Exclusive: Costain and Sir Robert McAlpine joint venture tipped for final £200m civils job for the Hinkley nuclear power project
A consortium of Costain and Sir Robert McAlpine is the favourite to secure the final £200m civils job for the Hinkley nuclear power project.
According to several separate sources, the Costain/McAlpine joint venture is the only bidder left in the race for the £200m Marine Works job for the Hinkley power station, which is the last remaining major civils job on the project.
The news means that the two other remaining consortiums of Kier and Bam, and Balfour Beatty and Morgan Sindall, will miss out on the job, with the firms now told to stand down their bidding teams.
The Marine Works contract involves the construction of huge tunnels to channel seawater in and out of the nuclear power station complex, to cool the steam generated by the reactor. The inlet tunnel will be 3.3km out to sea with the outlet tunnel 1.8km offshore.
It is understood EDF will not sign a contract with Costain/McAlpine or even formally select them as preferred bidder before it decides whether to go ahead with the whole Hinkley project.
All parties declined to comment on the news, which comes amid further uncertainty about negotiations between the government and project client EDF over a deal to see the whole project go ahead.
This week it emerged EDF has made enquiries at the Treasury over the government’s UK Guarantees scheme, designed to provide a public sector underwriting to infrastructure schemes to allow them to be financed.

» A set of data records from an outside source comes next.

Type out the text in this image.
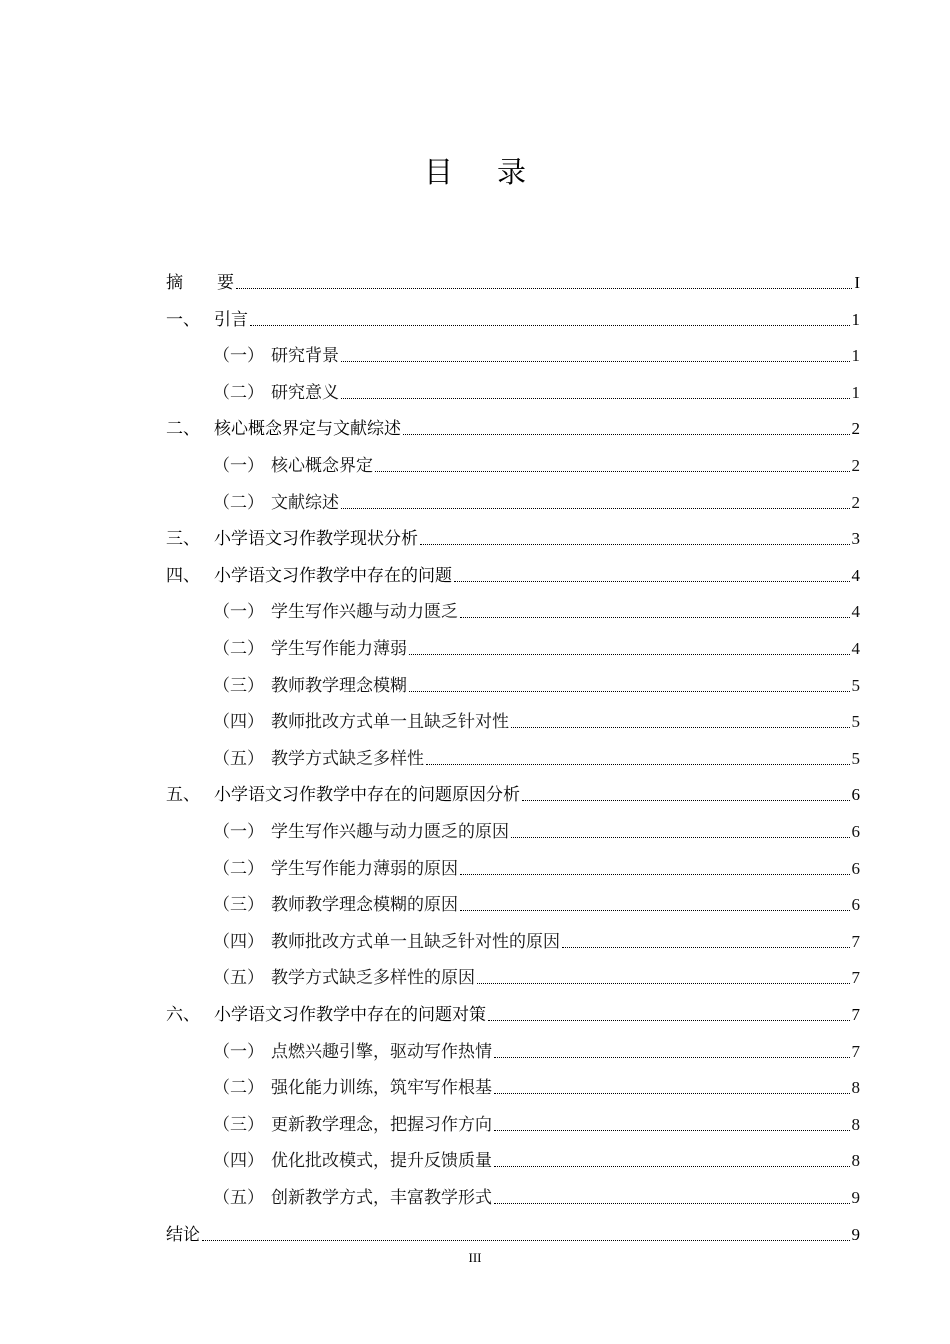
目 录
摘　　要	I
一、 引言	1
（一） 研究背景	1
（二） 研究意义	1
二、 核心概念界定与文献综述	2
（一） 核心概念界定	2
（二） 文献综述	2
三、 小学语文习作教学现状分析	3
四、 小学语文习作教学中存在的问题	4
（一） 学生写作兴趣与动力匮乏	4
（二） 学生写作能力薄弱	4
（三） 教师教学理念模糊	5
（四） 教师批改方式单一且缺乏针对性	5
（五） 教学方式缺乏多样性	5
五、 小学语文习作教学中存在的问题原因分析	6
（一） 学生写作兴趣与动力匮乏的原因	6
（二） 学生写作能力薄弱的原因	6
（三） 教师教学理念模糊的原因	6
（四） 教师批改方式单一且缺乏针对性的原因	7
（五） 教学方式缺乏多样性的原因	7
六、 小学语文习作教学中存在的问题对策	7
（一） 点燃兴趣引擎，驱动写作热情	7
（二） 强化能力训练，筑牢写作根基	8
（三） 更新教学理念，把握习作方向	8
（四） 优化批改模式，提升反馈质量	8
（五） 创新教学方式，丰富教学形式	9
结论	9
III
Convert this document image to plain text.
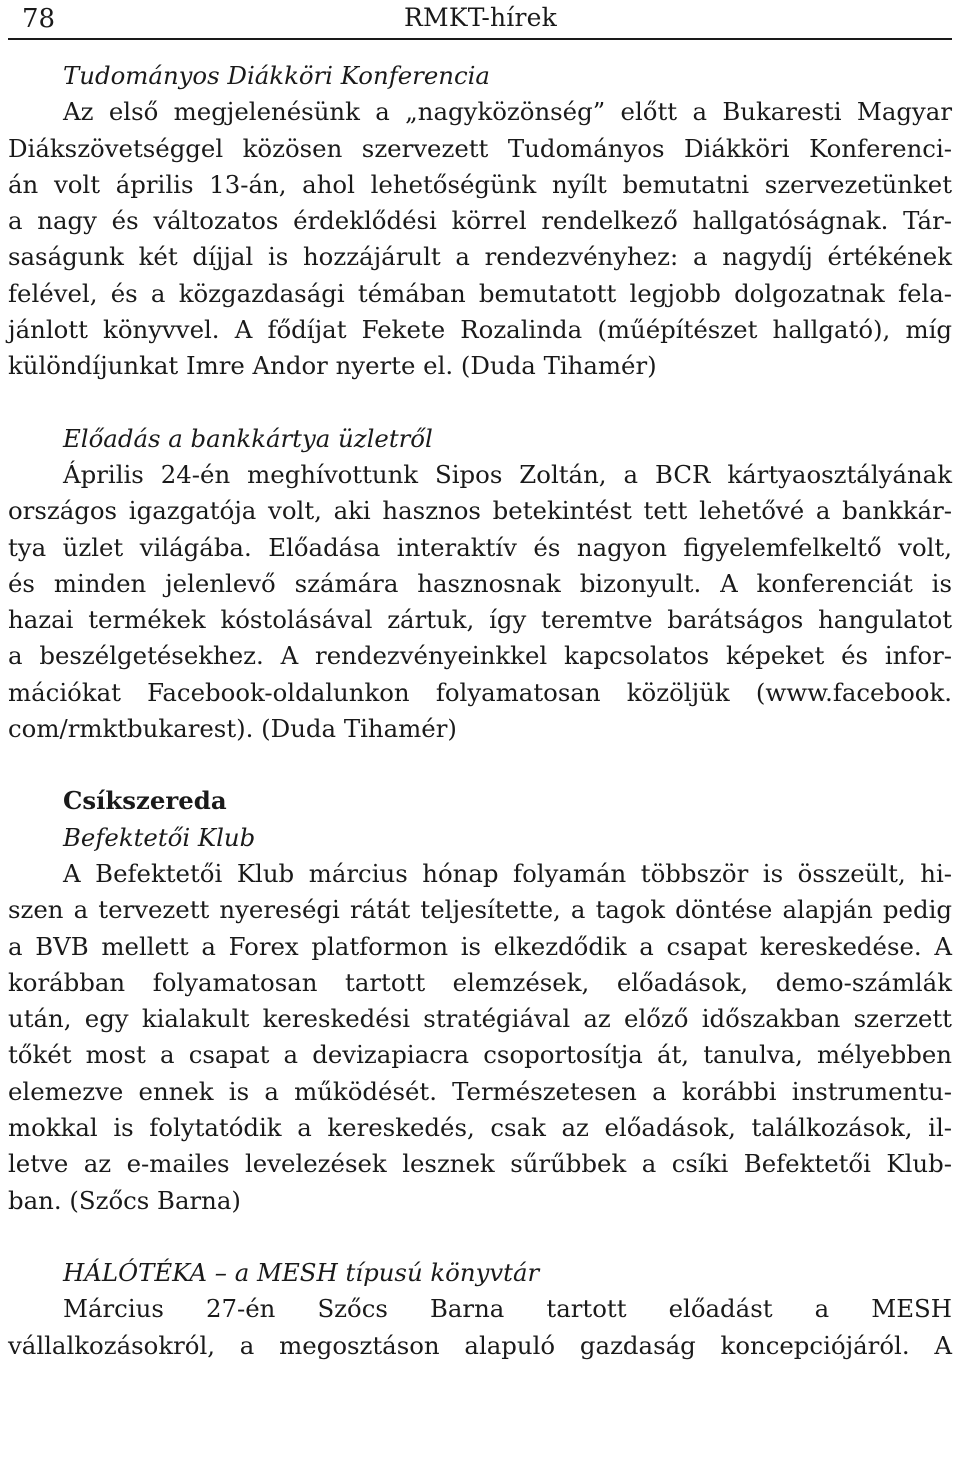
78	RMKT-hírek
Tudományos Diákköri Konferencia
Az első megjelenésünk a „nagyközönség” előtt a Bukaresti Magyar
Diákszövetséggel közösen szervezett Tudományos Diákköri Konferenci-
án volt április 13-án, ahol lehetőségünk nyílt bemutatni szervezetünket
a nagy és változatos érdeklődési körrel rendelkező hallgatóságnak. Tár-
saságunk két díjjal is hozzájárult a rendezvényhez: a nagydíj értékének
felével, és a közgazdasági témában bemutatott legjobb dolgozatnak fela-
jánlott könyvvel. A fődíjat Fekete Rozalinda (műépítészet hallgató), míg
különdíjunkat Imre Andor nyerte el. (Duda Tihamér)
Előadás a bankkártya üzletről
Április 24-én meghívottunk Sipos Zoltán, a BCR kártyaosztályának
országos igazgatója volt, aki hasznos betekintést tett lehetővé a bankkár-
tya üzlet világába. Előadása interaktív és nagyon figyelemfelkeltő volt,
és minden jelenlevő számára hasznosnak bizonyult. A konferenciát is
hazai termékek kóstolásával zártuk, így teremtve barátságos hangulatot
a beszélgetésekhez. A rendezvényeinkkel kapcsolatos képeket és infor-
mációkat Facebook-oldalunkon folyamatosan közöljük (www.facebook.
com/rmktbukarest). (Duda Tihamér)
Csíkszereda
Befektetői Klub
A Befektetői Klub március hónap folyamán többször is összeült, hi-
szen a tervezett nyereségi rátát teljesítette, a tagok döntése alapján pedig
a BVB mellett a Forex platformon is elkezdődik a csapat kereskedése. A
korábban folyamatosan tartott elemzések, előadások, demo-számlák
után, egy kialakult kereskedési stratégiával az előző időszakban szerzett
tőkét most a csapat a devizapiacra csoportosítja át, tanulva, mélyebben
elemezve ennek is a működését. Természetesen a korábbi instrumentu-
mokkal is folytatódik a kereskedés, csak az előadások, találkozások, il-
letve az e-mailes levelezések lesznek sűrűbbek a csíki Befektetői Klub-
ban. (Szőcs Barna)
HÁLÓTÉKA – a MESH típusú könyvtár
Március 27-én Szőcs Barna tartott előadást a MESH
vállalkozásokról, a megosztáson alapuló gazdaság koncepciójáról. A
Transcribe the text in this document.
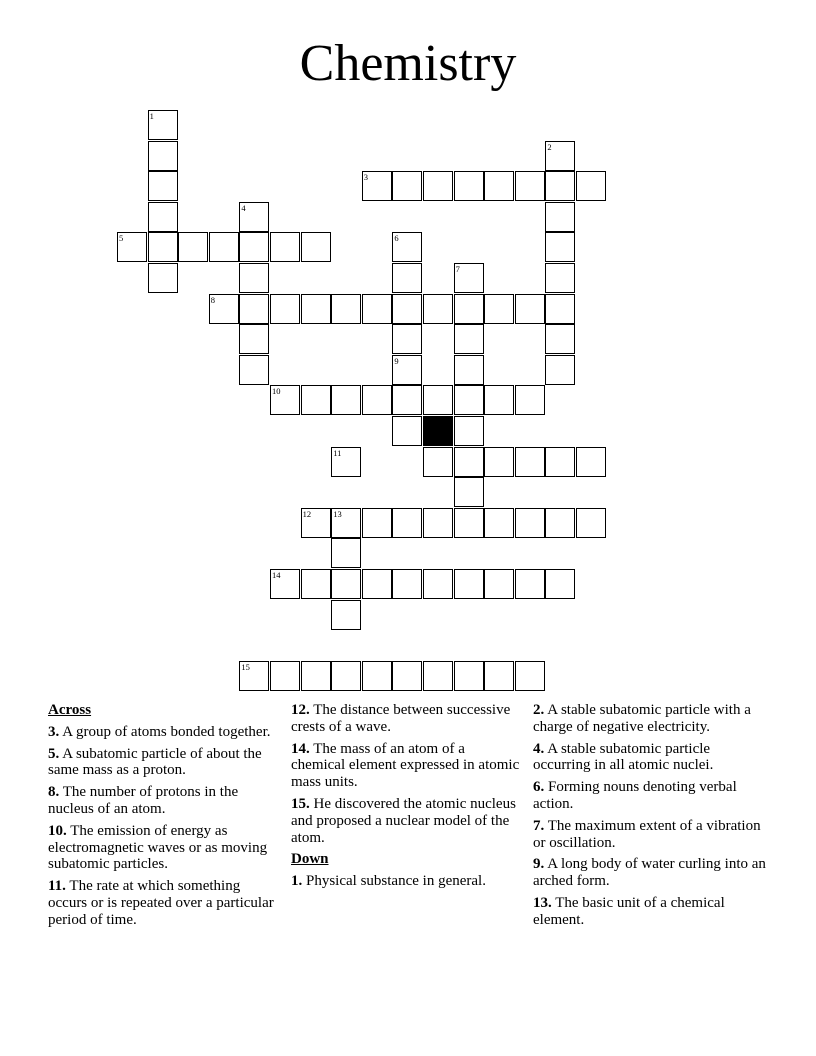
Chemistry
1
2
3
4
5	6
7
8
9
10
11
12	13
14
15
Across
3. A group of atoms bonded together.
5. A subatomic particle of about the same mass as a proton.
8. The number of protons in the nucleus of an atom.
10. The emission of energy as electromagnetic waves or as moving subatomic particles.
11. The rate at which something occurs or is repeated over a particular period of time.
12. The distance between successive crests of a wave.
14. The mass of an atom of a chemical element expressed in atomic mass units.
15. He discovered the atomic nucleus and proposed a nuclear model of the atom.
Down
1. Physical substance in general.
2. A stable subatomic particle with a charge of negative electricity.
4. A stable subatomic particle occurring in all atomic nuclei.
6. Forming nouns denoting verbal action.
7. The maximum extent of a vibration or oscillation.
9. A long body of water curling into an arched form.
13. The basic unit of a chemical element.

The move comes amid a series of blows to the fledgling nuclear new build programme, with Cumbria council this month vetoing plans to establish a long-term nuclear waste storage site in the area, and Centrica withdrawing its investment support.

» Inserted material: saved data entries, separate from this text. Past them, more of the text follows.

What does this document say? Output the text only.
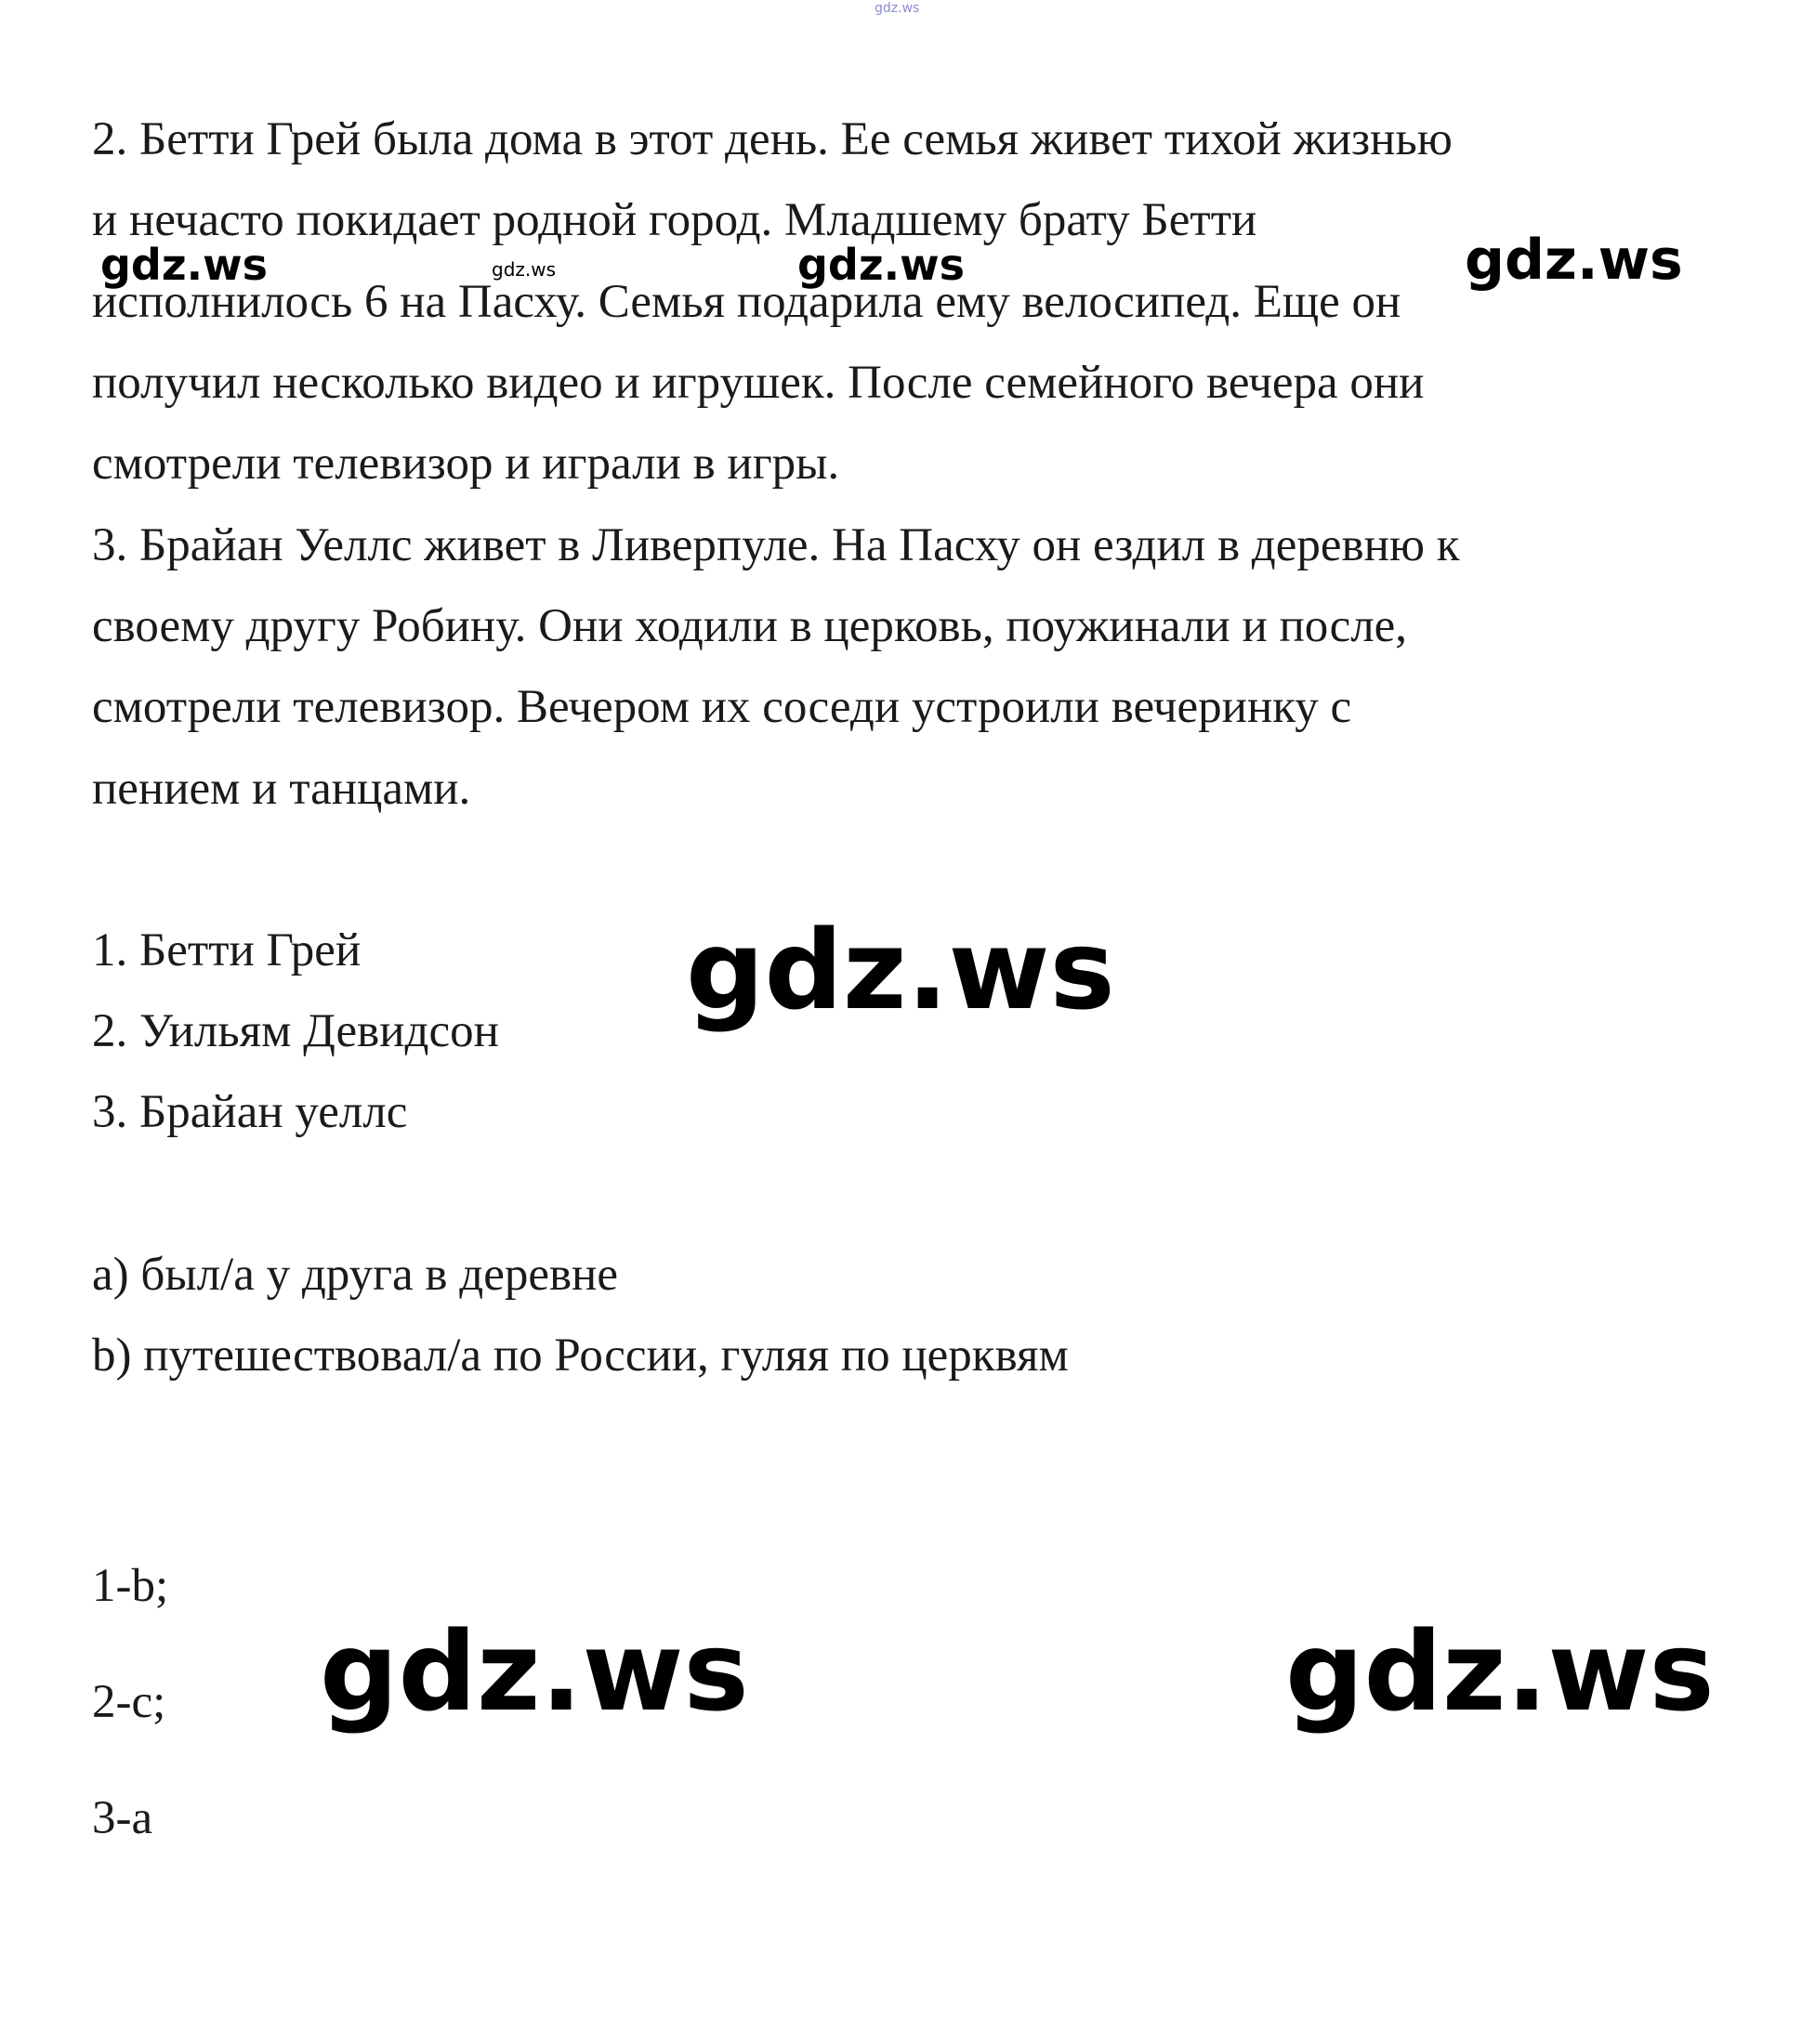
gdz.ws
2. Бетти Грей была дома в этот день. Ее семья живет тихой жизнью
и нечасто покидает родной город. Младшему брату Бетти
исполнилось 6 на Пасху. Семья подарила ему велосипед. Еще он
получил несколько видео и игрушек. После семейного вечера они
смотрели телевизор и играли в игры.
3. Брайан Уеллс живет в Ливерпуле. На Пасху он ездил в деревню к
своему другу Робину. Они ходили в церковь, поужинали и после,
смотрели телевизор. Вечером их соседи устроили вечеринку с
пением и танцами.
1. Бетти Грей
2. Уильям Девидсон
3. Брайан уеллс
a) был/а у друга в деревне
b) путешествовал/а по России, гуляя по церквям
1-b;
2-c;
3-a
gdz.ws	gdz.ws	gdz.ws	gdz.ws
gdz.ws
gdz.ws	gdz.ws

However, Building understands that serious negotiations between EDF and the Treasury over a UK guarantee will only start, if necessary, once a “strike price” has been agreed with the government for the cost of electricity generated.
Industry sources said that despite reports this week that negotiations over the strike price had broken down, a deal is still seen as likely by April, with the 19 March deadline for the government to approve EDF’s planning application for the power station seen as a key date after which progress is expected.
Supply chain sources added that reports of costs rising from £10bn to £14bn, were likely to be in part a negotiating position by EDF, with the utility company still targeting a build cost of £8bn-£9bn in its conversations with contractors.